By Suze KayPublished 8 months ago Updated 8 months ago 4 min read
Runner-Up in Unspoken Challenge
12
Knocking
Photo by Jason Mitrione on Unsplash

The husbands carried supplies: cereals, water jugs, buckets, books and batteries. We wives carried the children, and the children carried small pieces of comfort in their little hands, smelling of sleep.

It was not our first time in the shelter. Six times already we had trooped gamely across the street, initially with nothing in a hurry, then more slowly with all the things we could not live without. Some hadn't bothered to join us for the last few.

"They'll knock on the roof first," chattered a neighbor in the laundromat. It was in the quiet afternoon between the third and fourth round of sirens. "That'll give us more than enough time. I feel like a hamster, going back and forth and back and forth. Enough!"

My husband, folding diapers neatly, gave me a dour look. That look said she was wrong, and it was not a risk we would take. I nodded, tucking stacks of clean clothing in our hamper. When the sirens rang again, we took it with us to leave in the bunker, covered by a blanket to protect the purified linens from dusty air and nosy neighbors.

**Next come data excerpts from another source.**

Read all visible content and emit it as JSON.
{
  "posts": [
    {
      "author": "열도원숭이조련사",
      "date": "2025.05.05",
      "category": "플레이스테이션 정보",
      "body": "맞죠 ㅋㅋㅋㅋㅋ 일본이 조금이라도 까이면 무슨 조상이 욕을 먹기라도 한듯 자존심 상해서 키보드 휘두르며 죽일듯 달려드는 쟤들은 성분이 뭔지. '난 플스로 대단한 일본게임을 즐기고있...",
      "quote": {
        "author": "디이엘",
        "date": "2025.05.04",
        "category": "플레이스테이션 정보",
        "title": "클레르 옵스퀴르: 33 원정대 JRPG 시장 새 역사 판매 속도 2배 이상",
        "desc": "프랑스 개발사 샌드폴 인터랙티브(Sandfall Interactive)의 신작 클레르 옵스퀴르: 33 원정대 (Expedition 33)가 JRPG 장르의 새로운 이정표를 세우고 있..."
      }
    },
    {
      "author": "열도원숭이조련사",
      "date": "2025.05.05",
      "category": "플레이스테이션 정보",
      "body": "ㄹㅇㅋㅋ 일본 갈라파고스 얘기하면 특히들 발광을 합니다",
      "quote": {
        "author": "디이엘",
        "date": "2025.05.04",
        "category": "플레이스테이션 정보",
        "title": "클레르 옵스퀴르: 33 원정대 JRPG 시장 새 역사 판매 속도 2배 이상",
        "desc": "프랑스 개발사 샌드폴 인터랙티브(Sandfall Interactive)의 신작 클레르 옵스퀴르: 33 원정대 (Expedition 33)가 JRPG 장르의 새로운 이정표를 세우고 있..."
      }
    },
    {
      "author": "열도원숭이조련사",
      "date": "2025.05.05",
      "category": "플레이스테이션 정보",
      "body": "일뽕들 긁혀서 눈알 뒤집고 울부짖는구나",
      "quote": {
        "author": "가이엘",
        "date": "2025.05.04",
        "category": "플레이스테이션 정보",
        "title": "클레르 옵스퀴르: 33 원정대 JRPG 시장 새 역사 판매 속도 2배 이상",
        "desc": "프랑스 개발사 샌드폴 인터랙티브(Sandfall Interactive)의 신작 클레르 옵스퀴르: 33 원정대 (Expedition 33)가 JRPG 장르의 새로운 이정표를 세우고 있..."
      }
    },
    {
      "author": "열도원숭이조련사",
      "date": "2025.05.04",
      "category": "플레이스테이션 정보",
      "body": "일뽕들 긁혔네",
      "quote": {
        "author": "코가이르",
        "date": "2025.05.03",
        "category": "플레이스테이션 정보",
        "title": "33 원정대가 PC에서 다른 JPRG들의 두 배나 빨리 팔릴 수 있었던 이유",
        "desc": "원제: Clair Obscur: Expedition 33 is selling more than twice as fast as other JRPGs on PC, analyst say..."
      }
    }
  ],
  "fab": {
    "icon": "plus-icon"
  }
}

The seventh round was different. Our cell phones had wailed and shaken us from bed, setting us to scrambling and the children to screaming. Blinking away bleariness, we found a short, bleak warning waiting: Find shelter now. So for the first time we took the small safe with our wedding jewelry, too.

No one waited for the roof knock.

By Oli Woodman on Unsplash

We tucked the children into a cot together. My husband pulled a book from a crate beneath, a thumbworn favorite about saying goodnight to a tidy life. I reached out to touch his wrist and shook my head: no games, no distractions, not this time. He rubbed his free hand over his face and sighed before returning the book below, kissing the children and wrapping them in blankets as their scared-owl faces relaxed into slumber again.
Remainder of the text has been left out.